When Kneecam No. 1, a video of a German raver at a techno music festival in Berlin, became an internet hit in 2006, its creator, Matthias Fritsch, found his career taking off. The curator and video artist gave lectures on the spread of ideas via the internet and created an installation and an online archive. The muscular, bearded raver was, however, less than happy, and filed a lawsuit claiming his privacy had been breached. In January, a judge recommended a settlement, but none has been reached and a further court date is expected later this month, according to Alexandra Hölzer, the artist’s lawyer.
The four-minute video, which would become better known as Technoviking, was first published online in 2001 but found fame after it was uploaded to the video site YouTube in 2006. More than 16 million people are thought to have viewed the original footage, which has inspired numerous copies and spin-offs, including comics and dolls.
Fritsch argues that he is not solely responsible for developing the character of “Technoviking”, and that the subsequent reinterpretations and marketing carried out by others were beyond his control. Nevertheless, he says that if he loses the case, he may have to refund some of his earnings and remove the video from the internet. “If artists are prohibited from using videos with pictures of people at public exhibitions, this would mean a substantial limitation to the freedom of art, which is a constitutional right in Germany,” Hölzer says. A spokesman for the subject (who guards his privacy strictly) could not be reached.
There are precedents for legal action taken against artists who have used images or footage of individuals without explicit permission. Although German law is concerned with the protection of an individual’s “sphere of life”, a number of cases in New York have called on a law that bans using a person’s name or likeness for the “purposes of trade”.

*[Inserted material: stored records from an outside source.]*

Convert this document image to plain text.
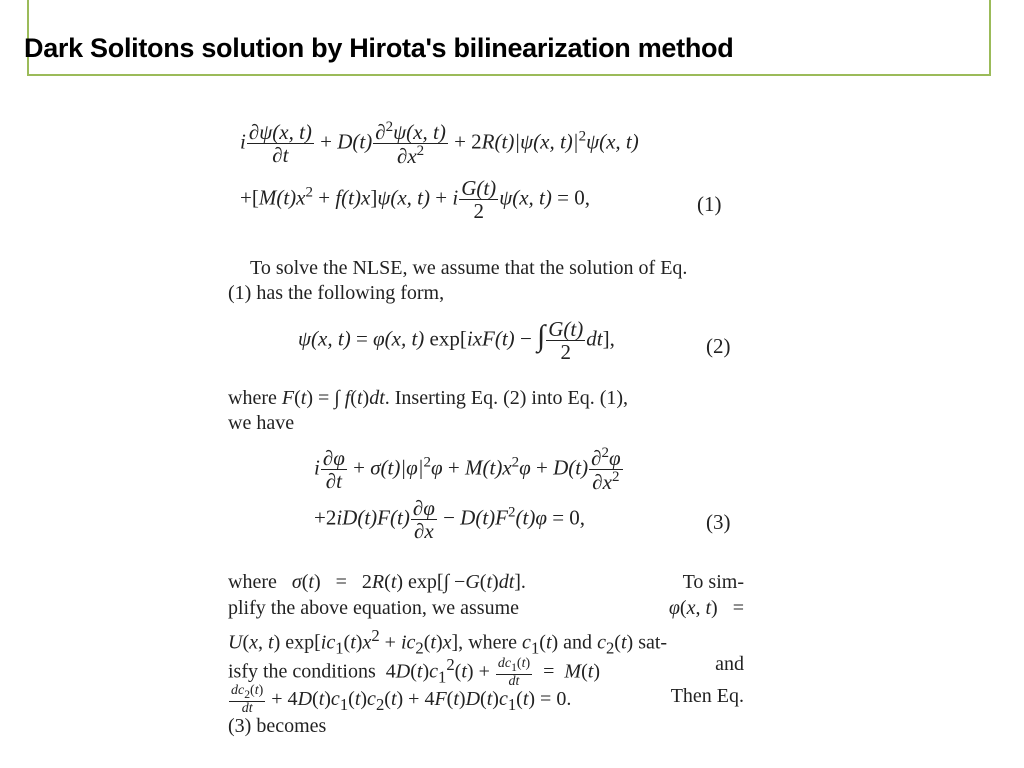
Dark Solitons solution by Hirota's bilinearization method
i $\frac{\partial\psi(x, t)}{\partial t} + D(t) \frac{\partial^2\psi(x, t)}{\partial x^2} + 2R(t)|\psi(x$, $t)|^2\psi(x$, t)
$+[M(t)x^2 + f(t)x]\psi(x$, t) + i $\frac{G(t)}{2} \psi(x$, t) = 0,	(1)
To solve the NLSE, we assume that the solution of Eq.
(1) has the following form,
ψ(x, t) = φ(x, t) exp[ixF(t) − ∫ $\frac{G(t)}{2} dt$],	(2)
where F(t) = ∫ f(t)dt. Inserting Eq. (2) into Eq. (1),
we have
i $\frac{\partial\varphi}{\partial t} + \sigma(t)|\varphi|^2\varphi + M(t)x^2\varphi + D(t) \frac{\partial^2\varphi}{\partial x^2}$
$+2iD(t)F(t) \frac{\partial\varphi}{\partial x} - D(t)F^2(t)\varphi = 0$,	(3)
where σ(t)   =   2R(t) exp[∫ −G(t)dt].	To sim-
plify the above equation, we assume	φ(x, t)   =
U(x, t) $\exp[ic_1(t)x^2 + ic_2(t)x]$, where $c_1(t)$ and $c_2(t)$ sat-
isfy the conditions  $4D(t)c_1^2(t) + \frac{dc_1(t)}{dt} = M(t)$	and
$\frac{dc_2(t)}{dt} + 4D(t)c_1(t)c_2(t) + 4F(t)D(t)c_1(t) = 0$.	Then Eq.
(3) becomes
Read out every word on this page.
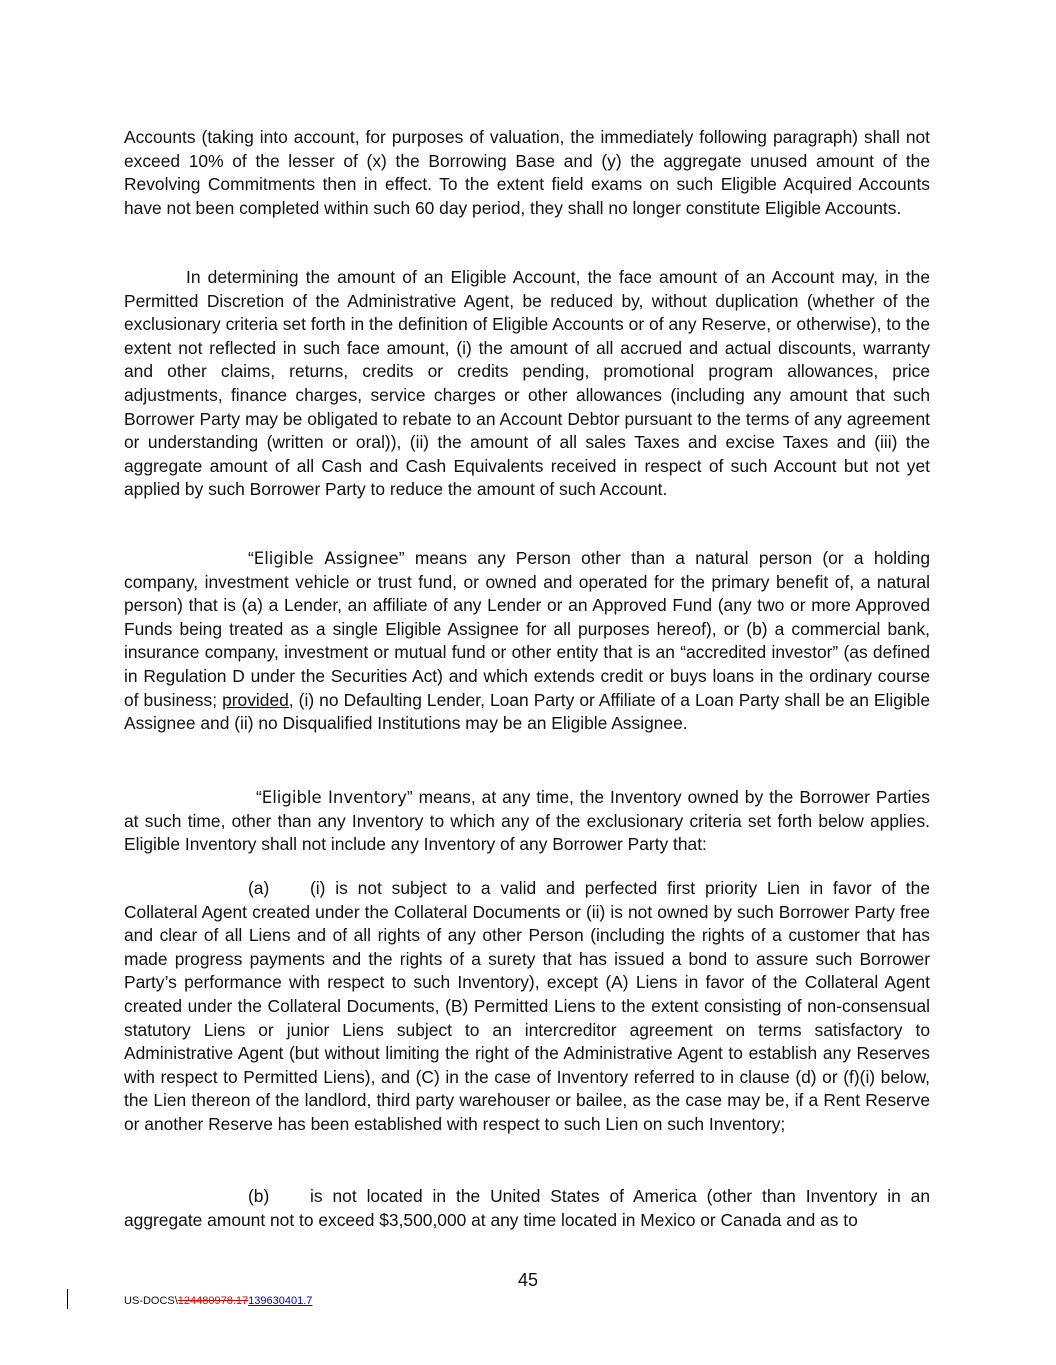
Accounts (taking into account, for purposes of valuation, the immediately following paragraph) shall not exceed 10% of the lesser of (x) the Borrowing Base and (y) the aggregate unused amount of the Revolving Commitments then in effect. To the extent field exams on such Eligible Acquired Accounts have not been completed within such 60 day period, they shall no longer constitute Eligible Accounts.

In determining the amount of an Eligible Account, the face amount of an Account may, in the Permitted Discretion of the Administrative Agent, be reduced by, without duplication (whether of the exclusionary criteria set forth in the definition of Eligible Accounts or of any Reserve, or otherwise), to the extent not reflected in such face amount, (i) the amount of all accrued and actual discounts, warranty and other claims, returns, credits or credits pending, promotional program allowances, price adjustments, finance charges, service charges or other allowances (including any amount that such Borrower Party may be obligated to rebate to an Account Debtor pursuant to the terms of any agreement or understanding (written or oral)), (ii) the amount of all sales Taxes and excise Taxes and (iii) the aggregate amount of all Cash and Cash Equivalents received in respect of such Account but not yet applied by such Borrower Party to reduce the amount of such Account.

“Eligible Assignee” means any Person other than a natural person (or a holding company, investment vehicle or trust fund, or owned and operated for the primary benefit of, a natural person) that is (a) a Lender, an affiliate of any Lender or an Approved Fund (any two or more Approved Funds being treated as a single Eligible Assignee for all purposes hereof), or (b) a commercial bank, insurance company, investment or mutual fund or other entity that is an “accredited investor” (as defined in Regulation D under the Securities Act) and which extends credit or buys loans in the ordinary course of business; provided, (i) no Defaulting Lender, Loan Party or Affiliate of a Loan Party shall be an Eligible Assignee and (ii) no Disqualified Institutions may be an Eligible Assignee.

“Eligible Inventory” means, at any time, the Inventory owned by the Borrower Parties at such time, other than any Inventory to which any of the exclusionary criteria set forth below applies. Eligible Inventory shall not include any Inventory of any Borrower Party that:

(a) (i) is not subject to a valid and perfected first priority Lien in favor of the Collateral Agent created under the Collateral Documents or (ii) is not owned by such Borrower Party free and clear of all Liens and of all rights of any other Person (including the rights of a customer that has made progress payments and the rights of a surety that has issued a bond to assure such Borrower Party’s performance with respect to such Inventory), except (A) Liens in favor of the Collateral Agent created under the Collateral Documents, (B) Permitted Liens to the extent consisting of non-consensual statutory Liens or junior Liens subject to an intercreditor agreement on terms satisfactory to Administrative Agent (but without limiting the right of the Administrative Agent to establish any Reserves with respect to Permitted Liens), and (C) in the case of Inventory referred to in clause (d) or (f)(i) below, the Lien thereon of the landlord, third party warehouser or bailee, as the case may be, if a Rent Reserve or another Reserve has been established with respect to such Lien on such Inventory;

(b) is not located in the United States of America (other than Inventory in an aggregate amount not to exceed $3,500,000 at any time located in Mexico or Canada and as to

45
US-DOCS\124480978.17139630401.7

In 2000, for example, Charlotte Dabney, whose face features in Barbara Kruger’s work It’s A Small World But Not If You Have To Clean It, 1990, claimed that her privacy had been breached by the artist, the artist’s dealer Mary Boone and the museums that showed the work. The judge in the case, which also alleged a breach of a German photographer’s copyright, dismissed both claims. “The photo was art, not merely commerce, thus no violation [of privacy],” says Robert Clarida, the New York-based lawyer who defended Kruger.
The “Technoviking” case also demonstrates the risks created by the internet’s ability to change the size and scope of the audience for a work. “It’s an art video that wasn’t meant to go viral… back in 2000, who expected that video memes [an idea that spreads rapidly from person to person] would come into existence?” Fritsch asks.
There are ways to reduce the risks, says Shaun Spalding, the assistant director of New Media Rights, a non-profit organisation that provides advice for internet users. “Everyone has fun with memes, except the butt of the joke. One of our main concerns is ensuring that people who create memes understand what they can and can’t do with other people’s likenesses and work.” The organisation advises artists to ensure that they have sufficient permission, ranging from checking copyright to seeking consent from those featured (in the form of a waiver, if needed). “Requesting permission runs the risk of [it] being denied or [being] asked for compensation,” Spalding says. “But the other option is to potentially be sued, so when in doubt, ask.”